How Lowe’s Is Tackling the Industrywide Labor Shortage of Skilled Trades Workers

Published on March 13, 2023

By Amber Burton

CHRO Daily

Home improvement retail company Lowe’s is scrambling to fill the widening gap in the industry, announcing earlier this week that the Lowe’s Foundation, the company’s nonprofit arm, would launch a grant program investing $50 million to prepare 50,000 people for skilled trades jobs.

The commitment is in addition to the company’s internal training program for workers who want to learn skilled trades. Lowe’s executive vice president of human resources, Janice Dupré, spoke with Fortune about how and why the retail company is tackling the skills gap from inside and outside the company.

This interview has been edited and condensed for clarity.

Fortune: Why is Lowe’s committed to gapping the industrywide skills shortage now?

Janice Dupré: We’re in home improvement, so we work with professional customers. We know the backlog they’re dealing with on jobs, and it’s not because of product, and it’s not because the jobs are big. The biggest deal is that they don’t have enough people, and we’re seeing this trend as well. The industry has a skills shortage, and we want to do our part.

Can you share more about the Lowe’s Foundation’s new grant program?

Through the Gable Grants program, we’re investing $50 million over five years to produce 50,000 people into the skilled trades. And the way we’re doing that is through two tranches. The first tranche is partnering with community and technical colleges to ensure students get a well-rounded education heavily focused on trades so they can go straight into business on their own or into an employment opportunity with an organization. 

The second tranche starts in August when we open the grant up to community partners to support some of their efforts to produce more people in the skilled trades.

What needs do the grants speak to in the current labor market? 

We know for sure that the labor shortage in construction is real. A quarter of construction workers are expected to retire in the next five years, and nobody is taking their place because we don’t even have enough youth pursuing this area or in our population to take care of this.

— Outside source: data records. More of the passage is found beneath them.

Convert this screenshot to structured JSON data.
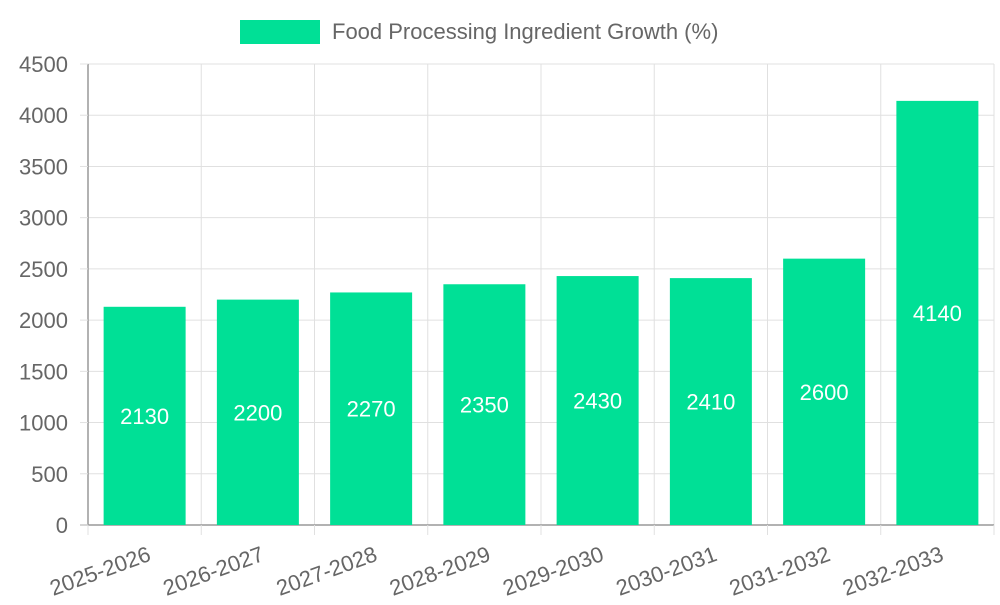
{
  "chart_data": {
    "type": "bar",
    "categories": [
      "2025-2026",
      "2026-2027",
      "2027-2028",
      "2028-2029",
      "2029-2030",
      "2030-2031",
      "2031-2032",
      "2032-2033"
    ],
    "series": [
      {
        "name": "Food Processing Ingredient Growth (%)",
        "values": [
          2130,
          2200,
          2270,
          2350,
          2430,
          2410,
          2600,
          4140
        ],
        "color": "#00e096"
      }
    ],
    "data_labels": [
      "2130",
      "2200",
      "2270",
      "2350",
      "2430",
      "2410",
      "2600",
      "4140"
    ],
    "y_ticks": [
      "0",
      "500",
      "1000",
      "1500",
      "2000",
      "2500",
      "3000",
      "3500",
      "4000",
      "4500"
    ],
    "ylim": [
      0,
      4500
    ],
    "grid": true,
    "legend_position": "top-center",
    "colors": {
      "bar": "#00e096",
      "grid": "#e0e0e0",
      "axis": "#999999",
      "tick_text": "#666666",
      "data_label_text": "#ffffff",
      "legend_text": "#666666"
    }
  }
}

I would also offer that nearly 14% of the population is African American or Black, but they make up just 5% of the construction workers. We have an opportunity to help a community that wants to pursue this career path to get to work. And then women account for approximately 11% of construction workers overall, just 2% of electricians, and 1% of plumbers. So, this is about how we can do our part to influence and encourage people.

Lowe’s does a lot of reskilling and training internally. How does this work overlap with that?

Back in 2018, we launched an internal program called Track to the Trades, and this was when we began to understand the limitations of staffing and available talent in trade skills. We decided to launch an internal development program where you had to work with Lowe’s for some time before applying for the program, and we paid for your education and certification.

We intended to launch employees to work as entrepreneurs or with skilled trades organizations. But we found that many of our associates wanted to get those skills and stay within Lowe’s, so we worked to make that possible. Nearly 3,500 graduates have gone through the internal training program, but we have over 4,000 people currently enrolled. 

More companies are investing in learning and development, knowing that employees could leave their employers after training. What is the real benefit of development opportunities in a tight labor market?

Our biggest mission is to become the employer of choice in retail. That strategy has three pillars: a good job, a sense of belonging, and a promising future. We’ve heard from our associates that they want to be here, so how do they grow their careers? 

Our tuition-free program allows them to get the education and certifications needed to navigate different roles within Lowe’s. They want to chart their paths, which could be becoming a tradesperson and moving out of Lowe’s or maybe owning their own business. But we have seen 80% of our store leadership roles filled within the last year, and that’s a commitment.